Bilim adamları ‘unutulmuş’ deniz yosunu cinsini diriltiyor

1800’lerin sonlarında bilim adamları, deniz şakayıkları, mercanlar ve denizanaları da dahil olmak üzere bazı ılıman deniz hayvanlarının dokularında gözlemledikleri “sarı hücreler” karşısında şaşkına döndüler. Bu hücreler hayvanın bir parçası mıydı yoksa ayrı organizmalar mıydı? Ayrılarsa, parazit miydiler yoksa ev sahibine bir fayda sağladılar mı?
Dergide yayınlanan bir makalede Doğa 1882’de Edinburgh Üniversitesi’nden biyolog Sir Patrick Geddes, bu hücrelerin yalnızca ayrı varlıklar olduğunu değil, aynı zamanda içinde yaşadıkları hayvanlara da faydalı olduklarını öne sürdü.
Onları yeni bir cinse atadı, Filozoon — Yunanca “arkadaş olarak sevmek” anlamına gelen phileo ve “hayvan” anlamına gelen zoon’dan — ve ardından kariyer yönünü kentsel planlama ve tasarıma çevirdi. Zamanla Geddes’in bilimsel katkıları büyük ölçüde unutuldu ve Filozoon cins adı hiç kullanılmamıştır.

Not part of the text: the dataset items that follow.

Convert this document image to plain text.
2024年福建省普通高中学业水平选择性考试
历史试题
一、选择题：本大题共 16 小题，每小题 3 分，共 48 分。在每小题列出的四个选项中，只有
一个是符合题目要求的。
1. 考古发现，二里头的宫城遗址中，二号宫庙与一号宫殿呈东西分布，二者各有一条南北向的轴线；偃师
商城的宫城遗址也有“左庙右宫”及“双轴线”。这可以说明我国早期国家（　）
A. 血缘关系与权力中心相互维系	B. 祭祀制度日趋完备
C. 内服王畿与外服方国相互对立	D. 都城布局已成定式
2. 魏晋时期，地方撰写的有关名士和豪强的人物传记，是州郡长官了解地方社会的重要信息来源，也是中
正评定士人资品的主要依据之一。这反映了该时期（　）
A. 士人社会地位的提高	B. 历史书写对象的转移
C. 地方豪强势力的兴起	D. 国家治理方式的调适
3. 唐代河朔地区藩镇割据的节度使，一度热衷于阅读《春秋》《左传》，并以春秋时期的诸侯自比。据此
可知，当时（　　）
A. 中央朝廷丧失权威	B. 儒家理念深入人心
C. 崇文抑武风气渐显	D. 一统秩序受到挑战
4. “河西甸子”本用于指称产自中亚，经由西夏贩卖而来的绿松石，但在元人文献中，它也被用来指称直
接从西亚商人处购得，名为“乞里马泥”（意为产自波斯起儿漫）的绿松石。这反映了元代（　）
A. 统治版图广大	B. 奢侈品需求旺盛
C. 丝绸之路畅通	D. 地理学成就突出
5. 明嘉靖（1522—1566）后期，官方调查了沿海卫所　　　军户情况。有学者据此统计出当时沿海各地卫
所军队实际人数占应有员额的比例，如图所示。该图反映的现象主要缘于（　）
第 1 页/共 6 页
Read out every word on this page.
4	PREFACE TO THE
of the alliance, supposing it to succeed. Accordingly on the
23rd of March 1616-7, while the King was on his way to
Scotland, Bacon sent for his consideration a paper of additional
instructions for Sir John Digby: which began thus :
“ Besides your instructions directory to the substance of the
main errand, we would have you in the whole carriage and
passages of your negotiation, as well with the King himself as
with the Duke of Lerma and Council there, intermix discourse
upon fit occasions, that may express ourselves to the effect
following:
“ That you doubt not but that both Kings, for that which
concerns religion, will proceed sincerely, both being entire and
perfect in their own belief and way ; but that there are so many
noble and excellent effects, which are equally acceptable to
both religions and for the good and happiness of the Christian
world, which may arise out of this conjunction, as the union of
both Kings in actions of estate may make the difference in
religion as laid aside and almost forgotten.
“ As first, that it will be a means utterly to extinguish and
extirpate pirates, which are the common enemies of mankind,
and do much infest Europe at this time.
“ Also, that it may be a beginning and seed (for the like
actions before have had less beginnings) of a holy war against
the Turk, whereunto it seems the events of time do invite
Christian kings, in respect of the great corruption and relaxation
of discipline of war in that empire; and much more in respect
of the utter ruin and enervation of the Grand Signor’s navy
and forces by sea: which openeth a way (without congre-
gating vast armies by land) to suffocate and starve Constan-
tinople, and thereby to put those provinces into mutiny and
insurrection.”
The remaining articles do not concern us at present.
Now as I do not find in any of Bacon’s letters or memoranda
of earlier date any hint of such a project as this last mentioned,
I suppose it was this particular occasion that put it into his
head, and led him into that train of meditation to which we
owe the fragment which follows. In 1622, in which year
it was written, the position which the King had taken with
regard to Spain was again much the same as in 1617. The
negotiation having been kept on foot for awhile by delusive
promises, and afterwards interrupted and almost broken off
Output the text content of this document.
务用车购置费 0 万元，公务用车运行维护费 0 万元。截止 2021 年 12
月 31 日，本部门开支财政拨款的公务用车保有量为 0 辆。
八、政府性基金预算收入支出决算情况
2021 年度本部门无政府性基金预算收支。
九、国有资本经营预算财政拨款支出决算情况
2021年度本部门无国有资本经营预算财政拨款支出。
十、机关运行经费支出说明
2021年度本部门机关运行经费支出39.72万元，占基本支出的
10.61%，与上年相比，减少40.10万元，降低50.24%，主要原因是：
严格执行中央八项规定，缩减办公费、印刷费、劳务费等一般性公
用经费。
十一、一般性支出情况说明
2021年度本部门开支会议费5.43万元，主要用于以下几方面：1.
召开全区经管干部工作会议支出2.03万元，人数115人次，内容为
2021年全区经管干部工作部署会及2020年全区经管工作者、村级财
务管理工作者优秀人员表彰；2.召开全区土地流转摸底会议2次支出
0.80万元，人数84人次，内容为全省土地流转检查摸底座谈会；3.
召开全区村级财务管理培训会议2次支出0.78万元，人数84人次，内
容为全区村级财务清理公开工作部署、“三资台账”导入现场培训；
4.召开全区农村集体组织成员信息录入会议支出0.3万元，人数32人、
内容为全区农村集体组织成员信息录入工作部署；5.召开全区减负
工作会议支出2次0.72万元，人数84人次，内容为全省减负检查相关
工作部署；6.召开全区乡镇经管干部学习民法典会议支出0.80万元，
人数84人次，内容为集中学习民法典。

Şimdi araştırmacılar Penn Eyaleti ve diğer kuruluşlar, Geddes’ten sonra Symbiodiniaceae familyasında fotosentetik algler olduğu belirlenen bu sarı hücreleri yeniden incelediler. İçindeABD Ulusal Bilim Vakfı-finansmanlıders çalışma yayınlanan Avrupa Psikoloji Dergisiekip cinsi yeniden canlandırdı Filozoon Geddes’in araştırdığı iki alg türünü ve altı yeni ilgili türü karakterize etmek için modern teknolojileri kullanarak.
Makalenin baş yazarı Todd LaJeunesse, “Patrick Geddes, bir hayvanın dokularındaki sarı hücrelerin – mikro alg ortakyaşamları – ekolojik önemini fark ederek, fotosentetik bir hayvan yaratma konusunda zamanının ilerisindeydi” dedi. “Artık mikroorganizmaların tüm çok hücreli organizmalarla ortaklaşa yaşadığını biliyoruz; örneğin, insan bağırsak mikrobiyomlarımızı oluşturan bakteriler genel sağlığımız için çok önemlidir. Filozoon cinsi, bu doğa tarihçisinin çalışmalarını onurlandırıyoruz.”